Déclaration faite le 29 janvier 2009 par le sénateur Tommy Banks (retraité)
L'honorable Tommy Banks:
Honorables sénateurs, certains d'entre vous ont déjà entendu parler de cette question auparavant, mais d'autres — et notamment nos nouveaux collègues — n'en ont pas eu l'occasion. L'objet de ce projet de loi est exposé d'une manière aussi précise que succincte dans le sommaire figurant au verso de la page titre.
Il se lit comme suit :
Le texte modifie la Loi constitutionnelle de 1867 afin de supprimer l'exigence selon laquelle une personne doit posséder des propriétés mobilières et immobilières d'une certaine valeur pour se qualifier à une nomination au Sénat et y conserver son siège après sa nomination.

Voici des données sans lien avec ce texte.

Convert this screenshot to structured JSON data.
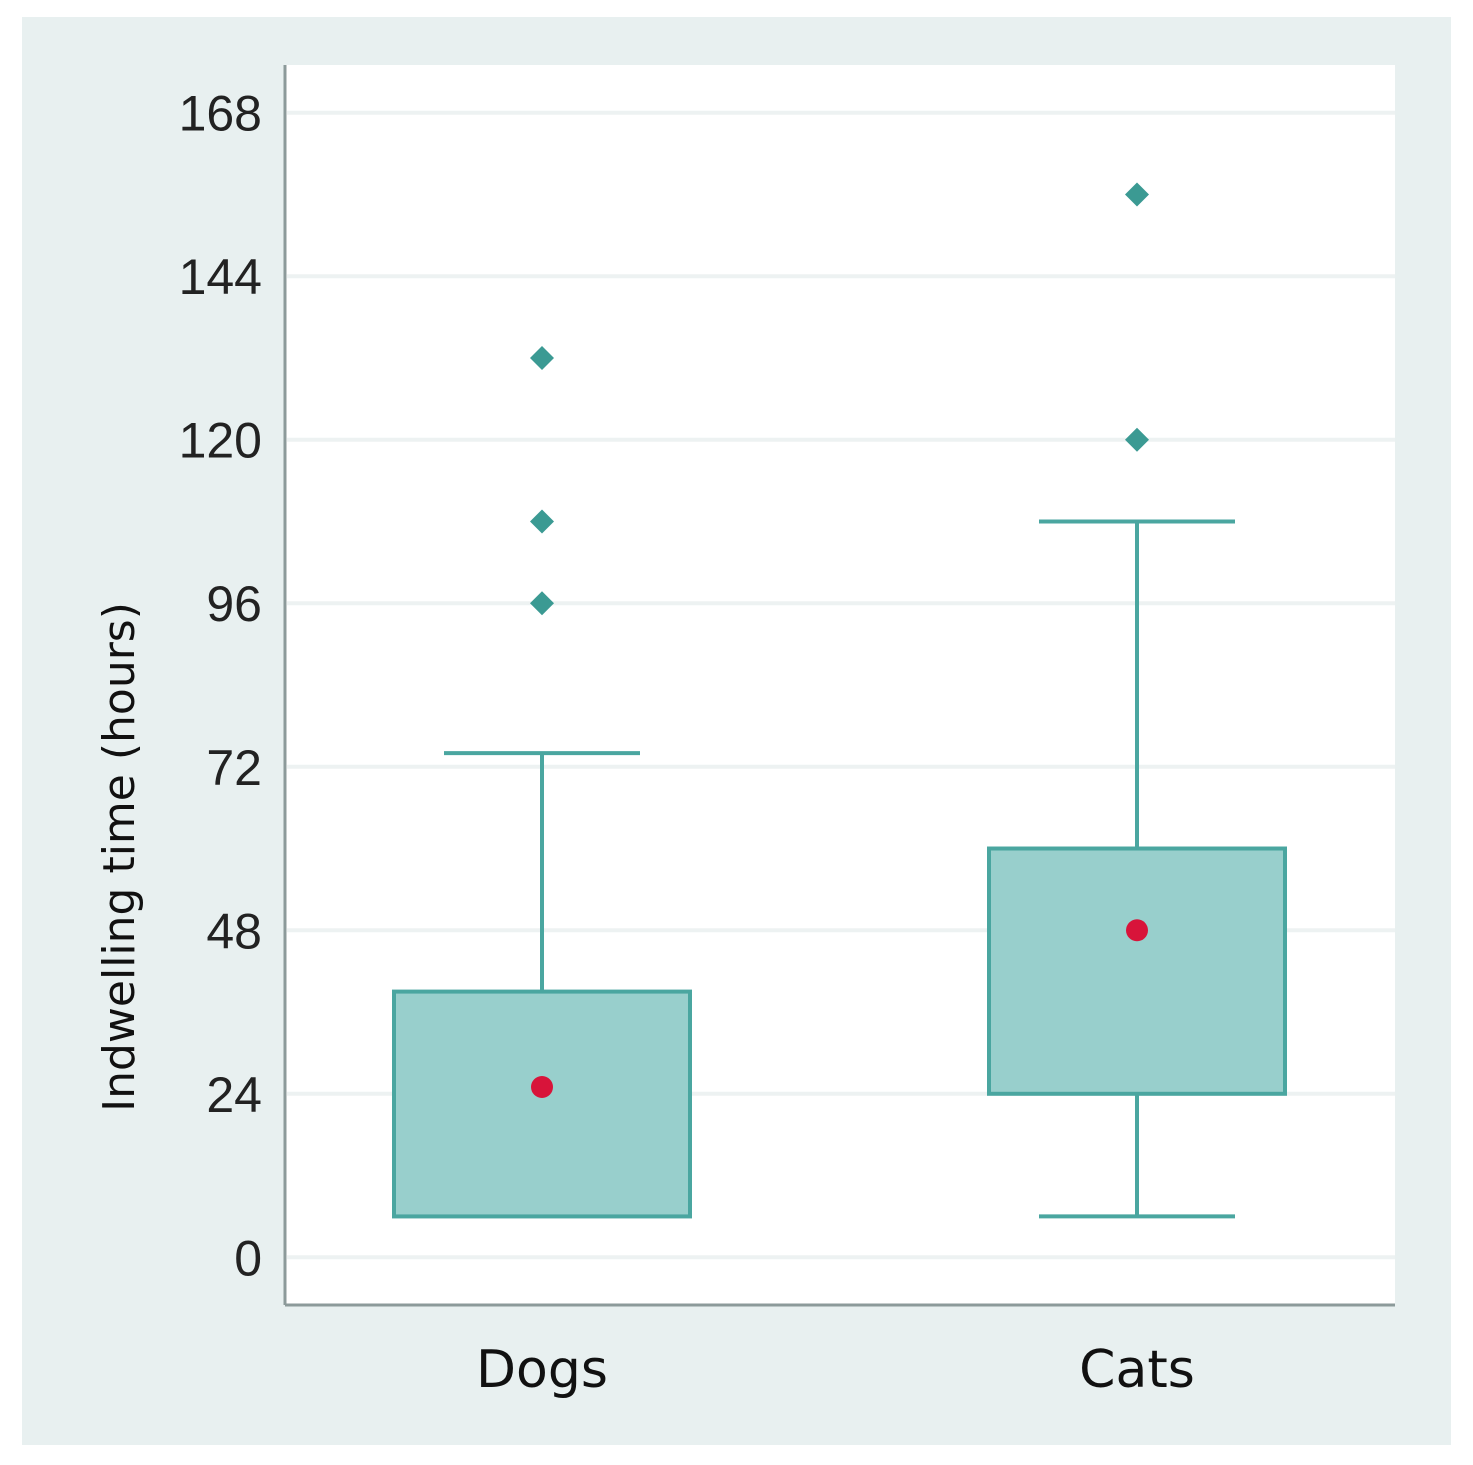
{
  "chart_data": {
    "type": "box",
    "title": "",
    "xlabel": "",
    "ylabel": "Indwelling time (hours)",
    "yticks": [
      "0",
      "24",
      "48",
      "72",
      "96",
      "120",
      "144",
      "168"
    ],
    "ylim": [
      -7,
      175
    ],
    "grid": true,
    "categories": [
      "Dogs",
      "Cats"
    ],
    "series": [
      {
        "name": "Dogs",
        "whisker_low": 6,
        "q1": 6,
        "q3": 39,
        "whisker_high": 74,
        "median": 25,
        "outliers": [
          96,
          108,
          132
        ]
      },
      {
        "name": "Cats",
        "whisker_low": 6,
        "q1": 24,
        "q3": 60,
        "whisker_high": 108,
        "median": 48,
        "outliers": [
          120,
          156
        ]
      }
    ],
    "colors": {
      "box_fill": "#98cfcc",
      "box_stroke": "#4aa6a0",
      "outlier": "#3b9a93",
      "median_marker": "#d8143a",
      "grid": "#edf2f2",
      "frame_bg": "#e8f0f0",
      "plot_bg": "#ffffff",
      "axis": "#8c9a9a"
    }
  }
}
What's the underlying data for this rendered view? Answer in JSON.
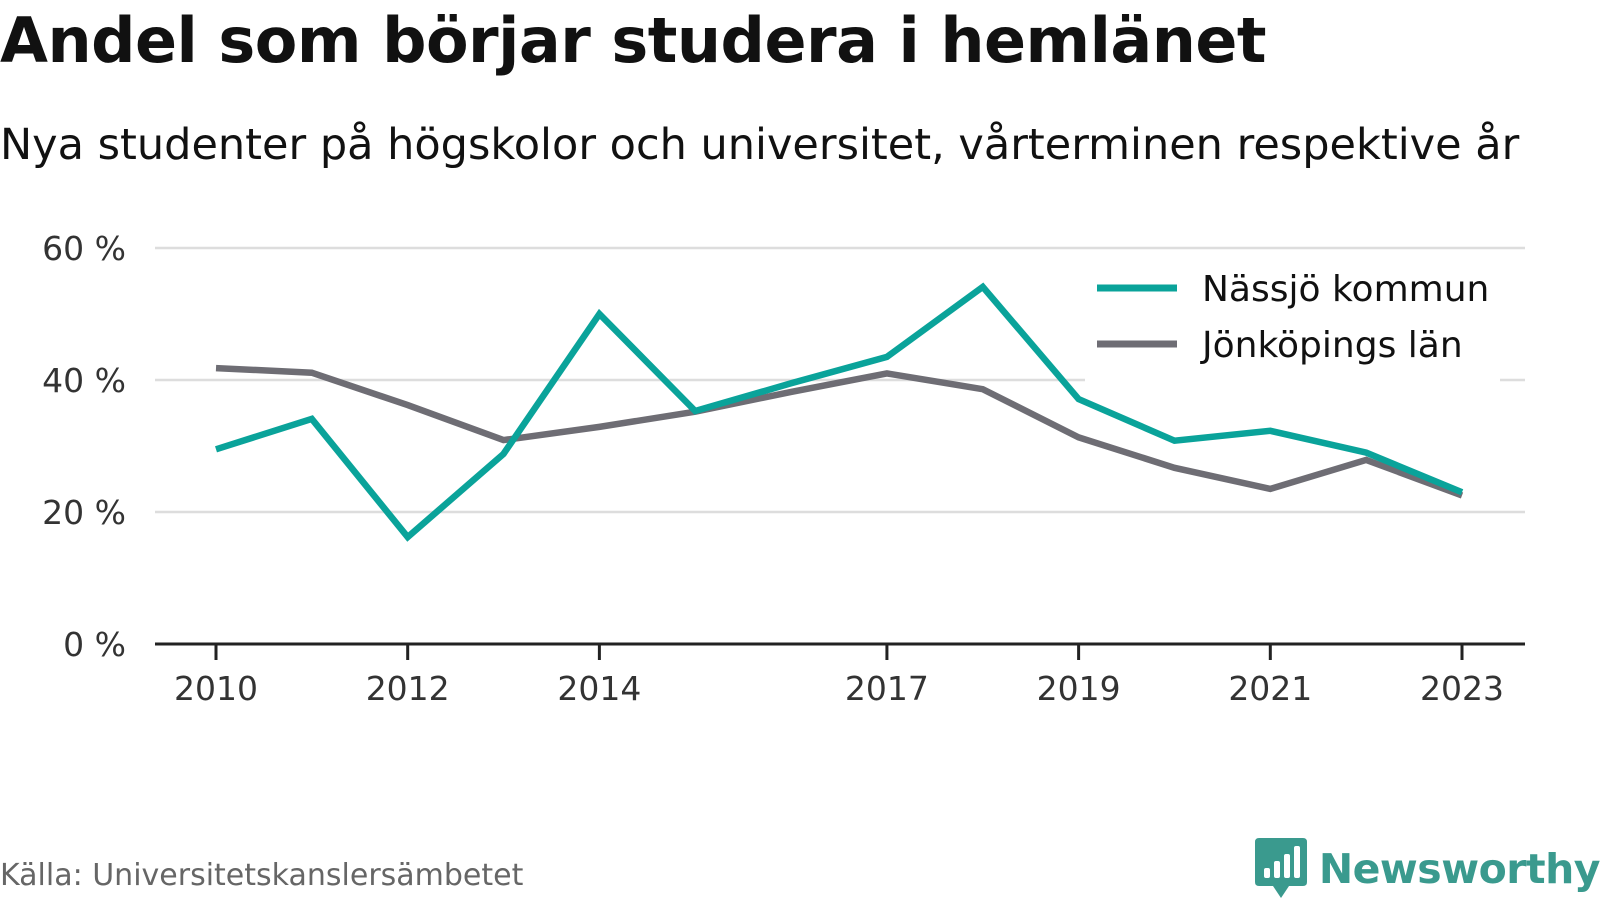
{
  "header": {
    "title": "Andel som börjar studera i hemlänet",
    "subtitle": "Nya studenter på högskolor och universitet, vårterminen respektive år"
  },
  "footer": {
    "source": "Källa: Universitetskanslersämbetet",
    "brand": "Newsworthy",
    "brand_icon": "bar-chart-speech-bubble-icon"
  },
  "colors": {
    "nassjo": "#0aa39a",
    "jonkoping": "#6e6d74",
    "grid": "#dddddd",
    "axis": "#222222",
    "brand": "#3a9a8e"
  },
  "chart_data": {
    "type": "line",
    "title": "Andel som börjar studera i hemlänet",
    "subtitle": "Nya studenter på högskolor och universitet, vårterminen respektive år",
    "xlabel": "",
    "ylabel": "",
    "x": [
      2010,
      2011,
      2012,
      2013,
      2014,
      2015,
      2016,
      2017,
      2018,
      2019,
      2020,
      2021,
      2022,
      2023
    ],
    "x_ticks": [
      2010,
      2012,
      2014,
      2017,
      2019,
      2021,
      2023
    ],
    "x_tick_labels": [
      "2010",
      "2012",
      "2014",
      "2017",
      "2019",
      "2021",
      "2023"
    ],
    "ylim": [
      0,
      60
    ],
    "y_ticks": [
      0,
      20,
      40,
      60
    ],
    "y_tick_labels": [
      "0 %",
      "20 %",
      "40 %",
      "60 %"
    ],
    "grid": true,
    "legend": "top-right",
    "series": [
      {
        "name": "Nässjö kommun",
        "color": "#0aa39a",
        "values": [
          29.5,
          34.1,
          16.2,
          28.8,
          50.0,
          35.3,
          39.5,
          43.5,
          54.1,
          37.1,
          30.8,
          32.3,
          29.0,
          23.0
        ]
      },
      {
        "name": "Jönköpings län",
        "color": "#6e6d74",
        "values": [
          41.8,
          41.1,
          36.2,
          30.9,
          32.9,
          35.2,
          38.2,
          41.0,
          38.6,
          31.3,
          26.7,
          23.5,
          27.9,
          22.5
        ]
      }
    ]
  }
}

Il fait très peu de doute, si on lit les débats sur la Confédération, que, pour maintenir l'ordre dans la populace et pour protéger les intérêts des propriétaires terriens de l'époque, cette disposition avait du sens, car, même avant 1867, dans les Résolutions du Québec, la somme de 4 000 $ représentait beaucoup d'argent. C'est toujours le cas. Même si je comprends ce chiffre parce qu'il n'a que trois zéros, c'est quand même une coquette somme.
Toutefois, au XXIe siècle, cette disposition n'a aucun sens. En termes simples, elle empêche une personne qui vit en appartement de devenir sénateur. C'est un obstacle ridicule. Ce projet de loi vise à retirer cette obligation de la Constitution en disant simplement que, pour pouvoir être nommée au Sénat, une personne doit résider dans la province dont elle sera appelée à défendre les intérêts au Sénat. C'est ni plus ni moins que cela. Le projet de loi ne fait que supprimer l'obligation de détenir une propriété de 4 000 $, une disposition qui doit être familière à certains de nos nouveaux collègues.
On raconte qu'un aspirant sénateur, voulant répondre aux conditions requises, avait fait l'acquisition d'un lot au cimetière et que cette démarche n'avait pas été considérée entièrement admissible. Il y a eu des cas, par le passé, où des personnes qui souhaitaient être nommées au Sénat ont acheté un garage. C'est la vérité.
C'est une exigence ridicule, dépassée et qui n'a pas sa place dans les conditions pour être nommé au Sénat au XXIe siècle. J'attire l'attention de tous les sénateurs sur l'intention claire et simple de ce projet de loi.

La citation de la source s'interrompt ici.